On August 13, Anita Mechler became executive director of the American Library Association’s (ALA) Young Adult Library Services Association (YALSA).
Mechler previously served as project manager and archivist at the Black Metropolis Research Consortium (BMRC) at the University of Chicago Library. In that role, she designed, developed, managed, measured, and evaluated BMRC grant-funded programs and carried out its strategic plans and policies. She has an MSLIS, with rare books and manuscripts certification, from the University of Illinois Urbana-Champaign, and a bachelor’s in sociology and women’s studies from Loyola University Chicago.
Mechler answered our “11 Questions” to introduce herself to ALA members.
Coffee, tea, other?
Tea, in order of imbibement: 1. Earl Grey with milk and honey, 2. green tea (matcha or genmaicha), 3. chamomile
What’s the first website or app you check in the morning?
I am slightly ashamed to admit to my Facebook addiction, but I mitigate that with opening up my Insight Timer app for a daily 5-minute meditation to start my day.
Best career advice you’ve ever received?
Build positive relationships with as many people as possible. You never know when your paths will cross again and how they may help you in the future.
What drew you to librarianship/ALA?
Of all of the jobs I have held since I was 16, my favorite job was at my undergraduate library at Loyola University Chicago. I loved the people with whom I worked who were delightfully smart and strange and funny—definitely my kind of people. I also enjoyed the atmosphere of learning and discovery and being surrounded by books. Reflecting on that job helped me identify library work as my chosen career path where I balance my need to help people, create positive change, and establish some order in a chaotic world.
Most distinct aspect of your personal office?
A round paper lantern paired with a colorful painting done by a friend.
I am a sucker for baking competition shows and can watch hours of them.
Waitress/hostess at IHOP.
What do you hope to bring to ALA and members?
I am bringing 10 years of experience working in many different kinds of libraries and for many different types of organizations, serving many different populations.

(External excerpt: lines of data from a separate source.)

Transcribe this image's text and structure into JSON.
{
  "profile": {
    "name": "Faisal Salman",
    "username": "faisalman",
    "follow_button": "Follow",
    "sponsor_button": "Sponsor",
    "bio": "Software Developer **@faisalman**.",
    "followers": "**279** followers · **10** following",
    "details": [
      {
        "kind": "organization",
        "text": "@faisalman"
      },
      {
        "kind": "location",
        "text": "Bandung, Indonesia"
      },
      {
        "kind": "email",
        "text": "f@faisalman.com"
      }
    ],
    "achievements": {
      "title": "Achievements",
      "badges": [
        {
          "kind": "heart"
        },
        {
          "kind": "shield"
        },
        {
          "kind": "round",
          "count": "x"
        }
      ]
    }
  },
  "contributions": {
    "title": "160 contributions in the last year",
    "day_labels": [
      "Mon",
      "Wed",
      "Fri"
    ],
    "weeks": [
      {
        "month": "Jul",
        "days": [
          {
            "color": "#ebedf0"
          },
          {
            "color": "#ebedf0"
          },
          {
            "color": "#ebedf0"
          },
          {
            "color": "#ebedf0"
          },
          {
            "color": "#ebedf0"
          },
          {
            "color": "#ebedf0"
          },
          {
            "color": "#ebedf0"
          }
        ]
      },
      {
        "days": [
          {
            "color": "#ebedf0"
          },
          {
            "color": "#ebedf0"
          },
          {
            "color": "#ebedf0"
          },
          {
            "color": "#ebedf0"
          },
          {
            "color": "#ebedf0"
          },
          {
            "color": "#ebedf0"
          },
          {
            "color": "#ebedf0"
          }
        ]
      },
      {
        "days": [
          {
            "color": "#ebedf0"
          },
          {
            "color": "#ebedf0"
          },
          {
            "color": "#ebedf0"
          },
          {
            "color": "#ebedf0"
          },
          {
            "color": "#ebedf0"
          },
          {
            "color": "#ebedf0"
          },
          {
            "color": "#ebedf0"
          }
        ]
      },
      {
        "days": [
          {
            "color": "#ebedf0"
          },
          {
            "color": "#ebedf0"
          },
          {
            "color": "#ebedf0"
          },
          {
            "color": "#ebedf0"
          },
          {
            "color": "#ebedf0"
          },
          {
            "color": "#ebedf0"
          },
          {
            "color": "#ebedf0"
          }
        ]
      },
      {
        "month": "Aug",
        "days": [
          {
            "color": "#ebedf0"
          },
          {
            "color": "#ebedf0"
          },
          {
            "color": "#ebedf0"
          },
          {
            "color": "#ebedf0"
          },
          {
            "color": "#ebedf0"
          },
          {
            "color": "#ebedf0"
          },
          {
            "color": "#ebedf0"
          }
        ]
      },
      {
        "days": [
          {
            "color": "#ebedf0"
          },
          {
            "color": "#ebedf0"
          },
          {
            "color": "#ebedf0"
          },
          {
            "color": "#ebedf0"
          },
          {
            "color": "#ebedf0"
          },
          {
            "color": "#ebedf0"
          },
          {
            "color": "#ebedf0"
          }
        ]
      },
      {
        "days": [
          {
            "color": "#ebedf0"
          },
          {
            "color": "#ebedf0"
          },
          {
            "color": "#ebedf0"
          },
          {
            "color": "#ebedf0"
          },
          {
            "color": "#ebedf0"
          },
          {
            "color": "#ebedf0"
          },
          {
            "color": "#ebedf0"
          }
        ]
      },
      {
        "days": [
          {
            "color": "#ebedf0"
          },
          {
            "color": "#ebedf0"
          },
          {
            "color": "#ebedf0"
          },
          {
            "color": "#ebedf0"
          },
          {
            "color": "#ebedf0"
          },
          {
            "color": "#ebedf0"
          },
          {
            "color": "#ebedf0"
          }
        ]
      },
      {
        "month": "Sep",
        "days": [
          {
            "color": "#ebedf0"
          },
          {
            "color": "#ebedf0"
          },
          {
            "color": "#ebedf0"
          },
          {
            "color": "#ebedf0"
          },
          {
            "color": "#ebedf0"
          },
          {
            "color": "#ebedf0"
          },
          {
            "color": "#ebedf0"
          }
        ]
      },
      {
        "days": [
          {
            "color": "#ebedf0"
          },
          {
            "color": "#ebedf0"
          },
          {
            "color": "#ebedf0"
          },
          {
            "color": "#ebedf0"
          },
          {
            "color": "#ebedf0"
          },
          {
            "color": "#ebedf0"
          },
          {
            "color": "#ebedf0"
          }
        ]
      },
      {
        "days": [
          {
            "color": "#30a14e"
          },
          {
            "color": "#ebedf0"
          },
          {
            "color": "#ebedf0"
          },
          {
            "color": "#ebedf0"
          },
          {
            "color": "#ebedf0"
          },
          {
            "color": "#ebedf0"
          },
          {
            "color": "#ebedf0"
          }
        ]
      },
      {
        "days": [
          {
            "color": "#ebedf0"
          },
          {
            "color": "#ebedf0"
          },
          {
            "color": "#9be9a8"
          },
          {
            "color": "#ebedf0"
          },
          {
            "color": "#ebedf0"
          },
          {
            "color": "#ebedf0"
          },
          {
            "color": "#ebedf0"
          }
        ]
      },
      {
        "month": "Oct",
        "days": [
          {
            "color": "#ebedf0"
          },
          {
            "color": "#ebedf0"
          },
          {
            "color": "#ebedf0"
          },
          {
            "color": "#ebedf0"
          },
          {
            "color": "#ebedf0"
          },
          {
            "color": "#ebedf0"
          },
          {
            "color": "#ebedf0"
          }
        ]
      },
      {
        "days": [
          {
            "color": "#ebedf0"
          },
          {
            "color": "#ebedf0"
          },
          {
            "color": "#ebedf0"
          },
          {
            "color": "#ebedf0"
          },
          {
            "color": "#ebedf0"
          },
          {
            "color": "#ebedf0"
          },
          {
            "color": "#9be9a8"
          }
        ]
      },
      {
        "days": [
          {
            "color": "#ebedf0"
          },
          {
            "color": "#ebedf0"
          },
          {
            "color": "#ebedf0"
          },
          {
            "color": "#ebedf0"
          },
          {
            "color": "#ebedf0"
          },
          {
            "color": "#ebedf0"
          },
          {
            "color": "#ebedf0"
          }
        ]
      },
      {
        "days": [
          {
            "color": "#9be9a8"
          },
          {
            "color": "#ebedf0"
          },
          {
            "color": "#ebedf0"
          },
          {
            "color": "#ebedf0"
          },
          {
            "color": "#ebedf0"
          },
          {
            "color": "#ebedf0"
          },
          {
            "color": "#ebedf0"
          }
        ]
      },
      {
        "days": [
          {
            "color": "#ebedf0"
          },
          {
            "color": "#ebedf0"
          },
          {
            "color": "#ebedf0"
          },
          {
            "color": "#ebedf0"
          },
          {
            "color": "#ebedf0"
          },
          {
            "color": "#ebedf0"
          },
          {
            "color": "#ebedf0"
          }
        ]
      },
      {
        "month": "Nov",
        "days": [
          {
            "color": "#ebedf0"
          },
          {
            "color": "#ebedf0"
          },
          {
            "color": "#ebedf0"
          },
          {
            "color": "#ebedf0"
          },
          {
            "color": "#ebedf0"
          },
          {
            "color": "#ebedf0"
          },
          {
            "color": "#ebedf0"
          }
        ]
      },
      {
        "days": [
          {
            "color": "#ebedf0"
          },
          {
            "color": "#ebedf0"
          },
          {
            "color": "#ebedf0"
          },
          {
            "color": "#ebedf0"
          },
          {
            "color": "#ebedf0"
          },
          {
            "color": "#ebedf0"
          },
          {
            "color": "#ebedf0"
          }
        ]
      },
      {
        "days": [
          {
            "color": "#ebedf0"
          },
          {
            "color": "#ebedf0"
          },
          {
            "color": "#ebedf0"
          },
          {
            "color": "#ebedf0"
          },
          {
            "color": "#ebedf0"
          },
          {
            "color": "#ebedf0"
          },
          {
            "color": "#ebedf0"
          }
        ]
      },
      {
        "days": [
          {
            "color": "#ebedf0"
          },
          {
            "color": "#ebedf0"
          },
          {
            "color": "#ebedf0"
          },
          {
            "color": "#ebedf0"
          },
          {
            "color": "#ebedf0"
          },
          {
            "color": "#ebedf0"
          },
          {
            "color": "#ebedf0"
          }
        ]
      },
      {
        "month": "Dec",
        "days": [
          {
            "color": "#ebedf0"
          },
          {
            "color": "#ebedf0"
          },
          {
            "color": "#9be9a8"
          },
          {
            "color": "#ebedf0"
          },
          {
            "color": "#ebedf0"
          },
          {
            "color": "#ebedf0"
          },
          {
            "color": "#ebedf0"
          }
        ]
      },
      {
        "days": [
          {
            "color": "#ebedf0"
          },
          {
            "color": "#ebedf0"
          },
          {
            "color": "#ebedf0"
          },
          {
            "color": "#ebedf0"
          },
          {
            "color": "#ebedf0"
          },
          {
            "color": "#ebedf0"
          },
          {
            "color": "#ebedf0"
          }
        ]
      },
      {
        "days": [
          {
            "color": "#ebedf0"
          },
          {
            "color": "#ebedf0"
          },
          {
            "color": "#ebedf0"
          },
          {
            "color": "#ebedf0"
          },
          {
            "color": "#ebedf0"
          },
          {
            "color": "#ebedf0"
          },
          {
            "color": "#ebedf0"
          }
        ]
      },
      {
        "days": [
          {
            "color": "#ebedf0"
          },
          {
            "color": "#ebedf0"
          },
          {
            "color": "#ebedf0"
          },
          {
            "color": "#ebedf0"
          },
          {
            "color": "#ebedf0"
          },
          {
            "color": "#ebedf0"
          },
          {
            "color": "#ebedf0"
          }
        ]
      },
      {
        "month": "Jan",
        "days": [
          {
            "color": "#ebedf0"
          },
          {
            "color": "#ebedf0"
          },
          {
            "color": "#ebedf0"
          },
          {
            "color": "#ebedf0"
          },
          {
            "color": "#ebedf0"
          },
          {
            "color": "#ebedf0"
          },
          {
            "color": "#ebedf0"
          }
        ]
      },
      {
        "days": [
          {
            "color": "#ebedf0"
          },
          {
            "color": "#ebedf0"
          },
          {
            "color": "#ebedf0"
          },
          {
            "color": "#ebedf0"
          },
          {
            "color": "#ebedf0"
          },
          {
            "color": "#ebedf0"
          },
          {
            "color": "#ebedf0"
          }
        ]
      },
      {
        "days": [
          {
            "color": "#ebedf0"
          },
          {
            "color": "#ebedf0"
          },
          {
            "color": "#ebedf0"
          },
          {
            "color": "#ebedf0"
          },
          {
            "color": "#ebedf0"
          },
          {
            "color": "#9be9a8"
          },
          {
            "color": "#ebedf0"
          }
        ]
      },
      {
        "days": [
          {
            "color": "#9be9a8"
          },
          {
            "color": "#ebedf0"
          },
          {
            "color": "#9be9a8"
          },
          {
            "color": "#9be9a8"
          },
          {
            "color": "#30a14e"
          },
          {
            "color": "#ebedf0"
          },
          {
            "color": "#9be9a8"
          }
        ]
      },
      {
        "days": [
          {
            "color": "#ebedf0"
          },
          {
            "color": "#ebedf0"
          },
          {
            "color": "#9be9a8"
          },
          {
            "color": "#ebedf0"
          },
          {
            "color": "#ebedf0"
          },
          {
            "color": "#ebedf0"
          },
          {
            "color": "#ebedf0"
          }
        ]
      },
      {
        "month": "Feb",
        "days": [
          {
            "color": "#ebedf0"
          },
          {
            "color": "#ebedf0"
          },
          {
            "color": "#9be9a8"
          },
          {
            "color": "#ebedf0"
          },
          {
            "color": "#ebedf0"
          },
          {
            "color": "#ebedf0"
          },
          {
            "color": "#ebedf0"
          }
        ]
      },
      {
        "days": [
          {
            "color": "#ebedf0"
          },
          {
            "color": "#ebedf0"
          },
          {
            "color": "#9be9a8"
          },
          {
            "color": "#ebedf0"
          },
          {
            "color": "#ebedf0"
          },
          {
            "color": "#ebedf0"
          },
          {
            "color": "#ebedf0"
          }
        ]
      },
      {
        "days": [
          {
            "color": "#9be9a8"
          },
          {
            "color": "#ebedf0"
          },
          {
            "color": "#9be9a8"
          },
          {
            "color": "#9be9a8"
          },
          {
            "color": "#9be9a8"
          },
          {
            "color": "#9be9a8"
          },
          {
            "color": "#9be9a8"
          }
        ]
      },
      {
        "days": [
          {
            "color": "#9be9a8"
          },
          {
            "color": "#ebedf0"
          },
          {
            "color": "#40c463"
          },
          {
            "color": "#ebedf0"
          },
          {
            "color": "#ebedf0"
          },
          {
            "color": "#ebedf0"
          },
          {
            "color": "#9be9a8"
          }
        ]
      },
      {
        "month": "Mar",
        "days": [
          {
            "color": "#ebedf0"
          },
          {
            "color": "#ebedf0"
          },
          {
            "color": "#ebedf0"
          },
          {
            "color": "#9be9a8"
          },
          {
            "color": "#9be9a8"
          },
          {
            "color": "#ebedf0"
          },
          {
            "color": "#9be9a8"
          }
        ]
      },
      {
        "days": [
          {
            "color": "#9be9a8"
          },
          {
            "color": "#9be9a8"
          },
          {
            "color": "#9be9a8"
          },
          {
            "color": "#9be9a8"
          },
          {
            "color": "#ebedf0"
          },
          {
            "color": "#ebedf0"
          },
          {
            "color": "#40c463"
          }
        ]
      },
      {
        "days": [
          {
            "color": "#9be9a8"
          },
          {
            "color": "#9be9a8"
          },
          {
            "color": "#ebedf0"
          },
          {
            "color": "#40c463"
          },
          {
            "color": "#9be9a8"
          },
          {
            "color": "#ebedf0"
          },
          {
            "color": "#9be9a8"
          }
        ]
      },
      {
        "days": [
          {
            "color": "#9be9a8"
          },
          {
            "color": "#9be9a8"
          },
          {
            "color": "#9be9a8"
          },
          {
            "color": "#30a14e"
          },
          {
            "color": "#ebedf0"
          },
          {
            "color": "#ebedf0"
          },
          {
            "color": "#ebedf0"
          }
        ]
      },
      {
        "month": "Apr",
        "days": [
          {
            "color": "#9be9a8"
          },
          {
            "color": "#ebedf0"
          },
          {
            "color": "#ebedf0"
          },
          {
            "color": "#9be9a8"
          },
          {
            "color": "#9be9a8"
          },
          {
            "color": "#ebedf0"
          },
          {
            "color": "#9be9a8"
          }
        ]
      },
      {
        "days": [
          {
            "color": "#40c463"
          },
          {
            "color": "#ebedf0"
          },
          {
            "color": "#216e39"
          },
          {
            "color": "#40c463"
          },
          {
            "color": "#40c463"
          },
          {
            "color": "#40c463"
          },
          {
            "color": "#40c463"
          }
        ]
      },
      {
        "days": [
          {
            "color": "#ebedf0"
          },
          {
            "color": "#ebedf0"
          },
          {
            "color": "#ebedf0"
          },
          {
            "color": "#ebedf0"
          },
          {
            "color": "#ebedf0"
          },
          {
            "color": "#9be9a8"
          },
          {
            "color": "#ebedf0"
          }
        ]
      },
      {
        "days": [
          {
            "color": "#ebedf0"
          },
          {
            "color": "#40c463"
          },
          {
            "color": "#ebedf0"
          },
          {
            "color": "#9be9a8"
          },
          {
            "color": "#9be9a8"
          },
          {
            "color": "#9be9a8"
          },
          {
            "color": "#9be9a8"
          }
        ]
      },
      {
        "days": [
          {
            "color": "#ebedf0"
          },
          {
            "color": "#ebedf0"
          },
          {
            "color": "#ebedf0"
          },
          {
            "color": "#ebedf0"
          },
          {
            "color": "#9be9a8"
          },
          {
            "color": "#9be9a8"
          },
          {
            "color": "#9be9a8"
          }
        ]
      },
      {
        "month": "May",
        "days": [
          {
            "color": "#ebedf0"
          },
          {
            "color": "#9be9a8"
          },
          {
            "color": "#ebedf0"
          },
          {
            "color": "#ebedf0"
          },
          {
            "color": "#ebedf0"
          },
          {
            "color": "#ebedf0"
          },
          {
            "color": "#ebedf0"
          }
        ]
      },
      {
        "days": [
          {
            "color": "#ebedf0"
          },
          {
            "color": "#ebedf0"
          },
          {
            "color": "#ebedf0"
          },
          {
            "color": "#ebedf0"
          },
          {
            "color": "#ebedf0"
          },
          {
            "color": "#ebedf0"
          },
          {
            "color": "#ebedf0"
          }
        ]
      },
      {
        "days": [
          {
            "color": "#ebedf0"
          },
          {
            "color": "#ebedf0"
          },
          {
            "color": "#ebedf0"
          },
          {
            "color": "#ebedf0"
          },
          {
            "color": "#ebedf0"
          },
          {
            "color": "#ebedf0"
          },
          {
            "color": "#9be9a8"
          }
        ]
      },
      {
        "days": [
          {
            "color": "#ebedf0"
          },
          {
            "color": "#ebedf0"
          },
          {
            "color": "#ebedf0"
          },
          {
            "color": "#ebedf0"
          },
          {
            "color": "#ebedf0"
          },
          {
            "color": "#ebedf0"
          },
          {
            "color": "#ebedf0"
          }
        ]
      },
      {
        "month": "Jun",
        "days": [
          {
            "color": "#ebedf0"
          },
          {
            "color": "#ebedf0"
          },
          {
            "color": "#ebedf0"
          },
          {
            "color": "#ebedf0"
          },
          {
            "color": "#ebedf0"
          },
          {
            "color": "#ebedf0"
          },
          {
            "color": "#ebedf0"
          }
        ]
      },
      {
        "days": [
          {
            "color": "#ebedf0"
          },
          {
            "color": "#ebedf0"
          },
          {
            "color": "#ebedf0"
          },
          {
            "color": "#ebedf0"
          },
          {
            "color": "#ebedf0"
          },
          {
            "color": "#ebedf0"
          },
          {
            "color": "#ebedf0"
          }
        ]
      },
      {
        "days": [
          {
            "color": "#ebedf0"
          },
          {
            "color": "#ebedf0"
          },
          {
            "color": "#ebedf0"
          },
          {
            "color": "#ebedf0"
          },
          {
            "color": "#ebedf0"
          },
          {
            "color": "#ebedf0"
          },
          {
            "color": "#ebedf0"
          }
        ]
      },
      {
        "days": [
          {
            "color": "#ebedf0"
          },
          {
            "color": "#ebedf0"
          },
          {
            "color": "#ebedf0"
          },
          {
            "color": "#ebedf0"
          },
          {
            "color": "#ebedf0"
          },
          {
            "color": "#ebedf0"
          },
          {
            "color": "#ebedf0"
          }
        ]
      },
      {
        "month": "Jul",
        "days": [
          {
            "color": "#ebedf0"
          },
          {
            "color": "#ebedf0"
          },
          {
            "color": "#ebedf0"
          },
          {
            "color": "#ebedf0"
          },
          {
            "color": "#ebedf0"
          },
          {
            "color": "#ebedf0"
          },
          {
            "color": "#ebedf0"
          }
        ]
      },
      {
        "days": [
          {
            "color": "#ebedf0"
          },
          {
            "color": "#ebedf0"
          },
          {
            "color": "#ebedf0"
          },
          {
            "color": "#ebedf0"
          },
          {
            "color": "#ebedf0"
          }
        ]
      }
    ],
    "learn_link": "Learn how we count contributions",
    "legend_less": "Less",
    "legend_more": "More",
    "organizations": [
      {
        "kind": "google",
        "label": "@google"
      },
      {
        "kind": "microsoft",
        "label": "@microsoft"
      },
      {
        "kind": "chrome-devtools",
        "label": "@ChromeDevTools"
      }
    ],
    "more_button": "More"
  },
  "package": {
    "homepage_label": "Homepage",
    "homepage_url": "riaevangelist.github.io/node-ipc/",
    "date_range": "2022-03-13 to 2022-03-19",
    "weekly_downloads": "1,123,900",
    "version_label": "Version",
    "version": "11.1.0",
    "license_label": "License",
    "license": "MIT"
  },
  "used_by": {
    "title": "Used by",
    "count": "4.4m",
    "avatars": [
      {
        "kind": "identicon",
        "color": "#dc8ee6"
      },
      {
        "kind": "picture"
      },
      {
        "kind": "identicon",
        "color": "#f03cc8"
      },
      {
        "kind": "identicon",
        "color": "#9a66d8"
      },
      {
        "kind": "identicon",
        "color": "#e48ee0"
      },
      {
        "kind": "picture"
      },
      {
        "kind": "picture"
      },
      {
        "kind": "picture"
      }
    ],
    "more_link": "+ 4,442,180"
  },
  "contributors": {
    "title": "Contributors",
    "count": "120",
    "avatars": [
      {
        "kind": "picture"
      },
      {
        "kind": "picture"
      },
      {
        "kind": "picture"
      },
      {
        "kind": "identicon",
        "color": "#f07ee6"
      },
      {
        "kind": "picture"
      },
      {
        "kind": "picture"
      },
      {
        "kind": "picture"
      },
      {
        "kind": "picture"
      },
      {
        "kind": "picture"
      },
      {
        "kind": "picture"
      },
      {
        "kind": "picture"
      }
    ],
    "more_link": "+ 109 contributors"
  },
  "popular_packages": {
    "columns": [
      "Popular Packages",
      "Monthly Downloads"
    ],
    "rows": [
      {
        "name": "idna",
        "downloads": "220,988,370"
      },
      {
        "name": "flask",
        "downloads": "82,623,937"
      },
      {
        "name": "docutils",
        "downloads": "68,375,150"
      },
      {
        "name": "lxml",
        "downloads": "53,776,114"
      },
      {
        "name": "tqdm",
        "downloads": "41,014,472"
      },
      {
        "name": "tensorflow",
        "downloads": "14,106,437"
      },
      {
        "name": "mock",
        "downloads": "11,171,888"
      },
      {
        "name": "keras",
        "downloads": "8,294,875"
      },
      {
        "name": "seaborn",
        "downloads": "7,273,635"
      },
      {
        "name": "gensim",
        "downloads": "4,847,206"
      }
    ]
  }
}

I hope to bring some new, fresh ideas from a perspective that is familiar with both the library world and the world outside of it. Ultimately, I want to help improve the lives of young adults and the library professionals who serve them. Also, ALA has been essential to the advancement of my career and I want to give back to the current membership, as well as pay it forward to the next generation of information professionals.
If you had to choose any other profession, what would it be and why?
I would love to be an interior designer because I so admire people with visual acuity, and I am obsessed with how we think about and move within our interiors as humans. Homes are such an externalized reflection of our inner world, and I find the choices people make fascinating. I also think it would be fun to play with paint colors, textiles, furniture, fixtures, etc., on a budget that isn’t mine!
Book you’re reading?
The Dispossessed by Ursula K. Le Guin.
Tool used for keeping your life organized?
I am beholden to my Google Calendar. If an appointment is not on there, it doesn’t exist.